Addio Paolo Jommi. Pierpaolo in realtà, ma per tutti era Paolo. Lo era soprattutto per i suoi studenti, dai quali voleva, anzi pretendeva il “tu” come un normale amico, non certo come il loro (nostro) professore di educazione fisica.
Paolo Jommi si è spento ieri notte nel sonno, a 81 anni e se è vero che molte persone che l’hanno conosciuto non lo vedevano da tempo, è rimasto nella memoria di tanti. Innanzitutto gli studenti: professore di ginnastica, perché veniva chiamata così, al Liceo Einstein, un’ora di lezione con lui era un toccasana, un divertimento, un momento spensierato senza pensare a libri, interrogazioni, compiti in classe. Scendere in palestra era il top, si giocava a basket e calcetto (la pallavolo non era nelle sue corde), lui giocava con i ragazzi creando quella complicità impossibile da trovare altrove.
Una spalla fortissima su cui appoggiarsi anche al momento degli scrutini finali, quando ha sempre cercato in tutti i modi di “salvare” molti liceali che avevano il destino segnato.
Il momento clou erano i campionati Studenteschi di basket e pallamano: Paolo in panchina a caricare i suoi ragazzi e “vincere” era la sua unica parola nel vocabolario. In tanti ricordano ancora la gioia che provava quando l’Einstein alzava la coppa e il premio per tutti erano le abbuffate di ogni tipo nello storico ristorante Pic Nic che veniva monopolizzato per una giornata.

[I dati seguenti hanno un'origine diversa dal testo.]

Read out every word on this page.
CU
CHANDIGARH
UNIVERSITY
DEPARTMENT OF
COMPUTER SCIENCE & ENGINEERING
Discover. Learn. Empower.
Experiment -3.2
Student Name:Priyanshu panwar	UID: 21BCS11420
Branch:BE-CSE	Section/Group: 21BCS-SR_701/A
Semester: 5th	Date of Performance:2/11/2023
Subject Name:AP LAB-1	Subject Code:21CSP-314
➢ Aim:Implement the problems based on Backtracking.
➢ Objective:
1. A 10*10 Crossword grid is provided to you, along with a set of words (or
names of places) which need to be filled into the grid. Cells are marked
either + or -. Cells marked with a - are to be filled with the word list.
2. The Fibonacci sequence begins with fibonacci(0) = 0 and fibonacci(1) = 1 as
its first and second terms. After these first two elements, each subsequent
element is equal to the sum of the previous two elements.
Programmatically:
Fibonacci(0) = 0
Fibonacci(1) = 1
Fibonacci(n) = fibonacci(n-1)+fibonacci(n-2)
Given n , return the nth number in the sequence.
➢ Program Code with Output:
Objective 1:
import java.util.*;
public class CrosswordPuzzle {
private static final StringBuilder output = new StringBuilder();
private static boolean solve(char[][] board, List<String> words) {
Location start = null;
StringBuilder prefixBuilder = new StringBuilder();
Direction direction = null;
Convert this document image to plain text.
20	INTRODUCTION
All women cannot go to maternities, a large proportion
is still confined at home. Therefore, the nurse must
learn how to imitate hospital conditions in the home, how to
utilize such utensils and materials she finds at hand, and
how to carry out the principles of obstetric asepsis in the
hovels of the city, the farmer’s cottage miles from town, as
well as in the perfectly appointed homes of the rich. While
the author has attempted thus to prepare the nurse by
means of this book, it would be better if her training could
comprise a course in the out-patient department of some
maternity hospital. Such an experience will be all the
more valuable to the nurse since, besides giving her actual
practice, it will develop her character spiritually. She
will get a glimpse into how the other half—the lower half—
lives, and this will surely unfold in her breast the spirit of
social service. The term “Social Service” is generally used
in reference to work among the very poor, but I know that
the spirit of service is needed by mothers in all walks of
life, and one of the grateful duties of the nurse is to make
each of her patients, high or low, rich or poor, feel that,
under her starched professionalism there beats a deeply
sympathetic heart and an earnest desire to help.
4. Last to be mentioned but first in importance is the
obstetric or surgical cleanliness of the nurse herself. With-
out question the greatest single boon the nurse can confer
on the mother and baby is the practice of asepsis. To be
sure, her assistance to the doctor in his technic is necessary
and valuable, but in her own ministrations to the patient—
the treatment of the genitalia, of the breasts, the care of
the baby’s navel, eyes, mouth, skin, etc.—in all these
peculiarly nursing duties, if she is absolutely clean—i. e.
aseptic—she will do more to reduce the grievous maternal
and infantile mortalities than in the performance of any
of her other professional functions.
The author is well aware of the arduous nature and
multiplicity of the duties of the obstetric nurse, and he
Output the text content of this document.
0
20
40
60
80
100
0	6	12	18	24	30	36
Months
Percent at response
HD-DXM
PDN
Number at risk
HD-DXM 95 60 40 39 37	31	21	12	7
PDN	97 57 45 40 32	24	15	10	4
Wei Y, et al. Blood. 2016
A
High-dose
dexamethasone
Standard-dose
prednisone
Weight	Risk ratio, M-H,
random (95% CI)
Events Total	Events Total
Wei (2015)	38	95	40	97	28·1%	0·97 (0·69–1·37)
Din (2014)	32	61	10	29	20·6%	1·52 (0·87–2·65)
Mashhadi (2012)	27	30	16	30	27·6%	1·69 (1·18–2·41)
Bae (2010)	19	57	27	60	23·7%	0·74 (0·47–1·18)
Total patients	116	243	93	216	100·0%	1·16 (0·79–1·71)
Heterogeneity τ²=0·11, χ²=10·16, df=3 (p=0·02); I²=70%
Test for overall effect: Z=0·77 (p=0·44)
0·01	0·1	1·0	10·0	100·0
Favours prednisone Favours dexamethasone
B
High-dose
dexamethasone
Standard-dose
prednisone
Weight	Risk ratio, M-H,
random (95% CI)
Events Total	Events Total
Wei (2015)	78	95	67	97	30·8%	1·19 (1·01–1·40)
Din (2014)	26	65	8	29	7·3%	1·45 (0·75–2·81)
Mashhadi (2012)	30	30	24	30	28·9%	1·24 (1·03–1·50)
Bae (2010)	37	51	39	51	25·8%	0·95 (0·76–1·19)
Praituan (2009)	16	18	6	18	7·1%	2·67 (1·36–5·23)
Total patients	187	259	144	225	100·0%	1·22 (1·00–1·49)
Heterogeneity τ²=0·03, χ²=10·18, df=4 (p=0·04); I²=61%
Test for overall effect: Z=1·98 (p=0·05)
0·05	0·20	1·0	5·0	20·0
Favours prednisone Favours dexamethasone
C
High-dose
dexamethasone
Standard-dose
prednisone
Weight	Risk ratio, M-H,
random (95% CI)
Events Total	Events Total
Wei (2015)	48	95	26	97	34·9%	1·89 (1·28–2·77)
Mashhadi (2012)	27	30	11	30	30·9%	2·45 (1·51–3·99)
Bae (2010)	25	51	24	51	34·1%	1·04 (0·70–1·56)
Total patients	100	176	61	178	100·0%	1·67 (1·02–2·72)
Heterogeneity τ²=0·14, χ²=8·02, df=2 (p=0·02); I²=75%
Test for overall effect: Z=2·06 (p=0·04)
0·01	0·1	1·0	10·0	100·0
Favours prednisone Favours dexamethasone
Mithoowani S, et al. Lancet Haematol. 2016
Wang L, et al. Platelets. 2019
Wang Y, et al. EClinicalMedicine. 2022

Titolare dell’azienda di abbigliamento maschile a San Marino, la Jomsa, nome al quale sono legati i suoi ricordi nello sport. In particolare la pallamano, a dir poco una passione. Entrato nel mondo della pallamano all’inizio degli anni ‘80, quando Rimini poteva schierare due squadre in serie A (sembra impossibile pensarlo adesso visto quello che accade allo sport cittadino), Jomsa è diventato lo sponsor principale al momento della fusione tra le due società. E Jommi decise di sponsorizzare per qualche anno pure la squadra di Bologna.
Dopo aver lasciato la pallamano maschile a fine anni ‘80, Jomsa si dedica all’emergente squadra femminile. Un’escalation senza soste e quando arriva il primo dei 2 scudetti consecutivi, Jommi dice «Jomsa campione d’Italia è il titolo di giornale più bello che potevo leggere nella mia vita».
Paolo ha potuto riabbracciare i suoi vecchi amici nell’aprile del 2024 quando è stato organizzato il “Trofeo Rinascita Pallamano Rimini” ed è stato un commovente ricordo di quegli anni indimenticabili.
«Un personaggio speciale, instancabile, istrionico, appassionato - lo ricorda così l’ex assessore Gianluca Brasini che l’ha avuto come professore a scuola e patron nella pallamano -. Una figura importante per me quando cominciai a entrare nel giro della nazionale ed era difficile conciliare sport ad alto livello e scuola. Diciamo che in quel caso Paolo è stato un precursore della norma sugli studenti-atleti Potrei raccontare una marea di aneddoti: ricordo quando diventai un suo giocatore di pallamano, mi chiamò a scuola e mi disse: ‘ti ho dato 8 in pagella, ma da oggi il tuo voto sarà sempre 10”».
Juventino verace, se veniva stuzzicato dopo una sconfitta della Juve l’ora di ginnastica diventava un incubo, la sua Jomsa ha segnato un’era anche nel basket. Tanti riminesi hanno vestito con orgoglio quella canotta, a livello giovanile e seniores dove la Jomsa si è spinta fino alla serie D.
Jommi lascia i figli Paolo, Carlotta e Claretta e i nipoti Vittoria, Gloria, Camilla.